Exploring expression of neurodevelopmental susceptibility genes in the foetal human thalamus and other related structures

Abstract

The thalamus is a brain region consisting of neuronal clusters and with a large number of connections which are responsible for several important functions including cognitive functions. It serves as a major relay centre, transmitting and modulating information between the cerebral cortex and subcortical structures. Given its involvement in higher-order cognitive functions, abnormalities in thalamic development have been implicated in various neurodevelopmental disorders, including schizophrenia and autism spectrum disorders. However, the developmental process of these nuclei in the human brain is still unknown. Understanding the developmental trajectory of the thalamus in humans is essential for several reasons. Firstly, while rodent models have provided insights into thalamic development, there are significant species-specific differences in the timing, organization, and molecular regulation of thalamic nuclei formation. These differences necessitate direct investigation of human developmental processes to bridge the gap between animal models and human neurodevelopment. Secondly, delineating how thalamic nuclei emerge during early foetal development may provide critical information on the origins of functional specialization within the thalamus, shedding light on how distinct neuronal populations are specified and how their connectivity is established. Finally, by identifying molecular markers and gene expression patterns specific to early thalamic development, we can gain a deeper understanding of the genetic and cellular mechanisms that may contribute to neurodevelopmental disorders, potentially informing future diagnostic and therapeutic approaches.
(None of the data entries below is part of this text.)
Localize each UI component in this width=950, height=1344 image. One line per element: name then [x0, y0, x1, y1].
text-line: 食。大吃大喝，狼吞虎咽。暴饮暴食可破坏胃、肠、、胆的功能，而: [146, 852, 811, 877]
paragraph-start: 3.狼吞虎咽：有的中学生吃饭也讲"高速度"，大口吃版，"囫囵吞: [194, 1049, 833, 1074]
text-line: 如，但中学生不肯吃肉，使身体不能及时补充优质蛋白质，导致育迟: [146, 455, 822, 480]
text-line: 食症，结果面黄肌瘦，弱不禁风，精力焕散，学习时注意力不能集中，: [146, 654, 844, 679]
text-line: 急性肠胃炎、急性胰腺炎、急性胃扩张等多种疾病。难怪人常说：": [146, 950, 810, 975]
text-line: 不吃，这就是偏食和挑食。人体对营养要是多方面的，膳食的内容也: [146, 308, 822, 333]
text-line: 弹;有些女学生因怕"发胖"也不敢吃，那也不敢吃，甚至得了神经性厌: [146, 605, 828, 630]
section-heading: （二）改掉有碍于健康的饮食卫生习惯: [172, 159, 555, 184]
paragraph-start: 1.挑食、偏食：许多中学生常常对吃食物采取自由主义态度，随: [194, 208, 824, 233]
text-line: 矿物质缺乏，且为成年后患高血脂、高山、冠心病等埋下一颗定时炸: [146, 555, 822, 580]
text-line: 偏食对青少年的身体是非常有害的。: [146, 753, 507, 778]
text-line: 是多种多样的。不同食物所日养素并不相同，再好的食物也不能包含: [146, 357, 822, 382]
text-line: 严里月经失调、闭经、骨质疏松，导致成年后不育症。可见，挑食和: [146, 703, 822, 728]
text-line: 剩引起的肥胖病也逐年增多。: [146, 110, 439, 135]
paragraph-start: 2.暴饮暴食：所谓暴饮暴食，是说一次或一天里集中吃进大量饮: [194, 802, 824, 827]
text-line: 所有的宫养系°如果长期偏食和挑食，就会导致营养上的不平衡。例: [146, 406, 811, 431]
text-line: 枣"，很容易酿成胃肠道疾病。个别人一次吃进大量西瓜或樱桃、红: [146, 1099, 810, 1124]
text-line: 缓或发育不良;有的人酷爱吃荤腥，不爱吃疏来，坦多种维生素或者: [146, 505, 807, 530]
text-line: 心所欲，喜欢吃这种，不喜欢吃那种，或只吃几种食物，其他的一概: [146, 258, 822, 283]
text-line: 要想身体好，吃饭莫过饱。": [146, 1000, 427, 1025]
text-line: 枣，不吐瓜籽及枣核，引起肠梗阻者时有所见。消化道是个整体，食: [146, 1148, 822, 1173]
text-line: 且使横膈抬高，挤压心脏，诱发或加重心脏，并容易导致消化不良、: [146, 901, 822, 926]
This study aims to investigate gene expression patterns in the human thalamus, extending from 8 to 21 PCW, in order to track the development of each thalamic nucleus. Additionally, we focus on 14 PCW to identify distinct thalamic nuclei based on the expression of a unique combination of transcription factors and other genes/proteins. We also aim to investigate the expression of susceptibility genes linked to neurological diseases such as FEZ1, NRXN1 regarding their expression in specific thalamic nuclei.

The methods we used are immunostaining and RNAscope in situ hybridisation, including double staining methods for multiple markers. Sections were taken from human early foetal brains (ethically sourced and supplied by the Human Developmental Biology Resource), in all planes and covering the extent of the diencephalon. Sections taken at 14 PCW were aligned with 3-D maps of the forebrain collected by structural MRI scanning. The expression of combinations of markers were localised to particular regions of the thalamus. We also analysed open source scRNAseq data with the aim of identifying clusters of cells grouped by shared gene expression patterns. We also investigated the expression of neurodevelopmental disease susceptibility genes in specific nuclei and cell types of the thalamus and telencephalon.

This study provides significant insights into the early development of the human thalamus and telencephalon. The study highlights distinct gene expression patterns and the emergence of thalamic nuclei from a protomap. Our findings demonstrate that different transcription factors and molecular markers define specific thalamic regions, reinforcing the concept that a structured thalamic map begins to emerge by 14 PCW. Furthermore, we identified 15 distinct groups of cells with functional characteristics, supporting the notion that thalamic differentiation is an intricate and highly regulated process. It also implicates that neurogenesis and extensive cellular migration are critical processes during this crucial period.

The differential expression of neurodevelopmental disease susceptibility genes in the thalamus further underscores the importance of studying early thalamic development in the context of neurological disorders. The high expression of FEZ1 in progenitor cells, transitioning to glutamatergic neurons, and the elevated presence of NRXN1 in the thalamus suggest potential roles in neuronal connectivity and function. These findings may provide critical clues for understanding the etiology of conditions such as schizophrenia, where thalamic dysfunction has been implicated.

Overall, this study bridges a crucial gap in our knowledge of human thalamic development, and lay the foundation for future research into the molecular mechanisms underlying thalamic organization. Further investigations, including functional studies and longitudinal analyses, will be essential for uncovering how early developmental events shape thalamic function and its implications for neurodevelopmental and neuropsychiatric disorders.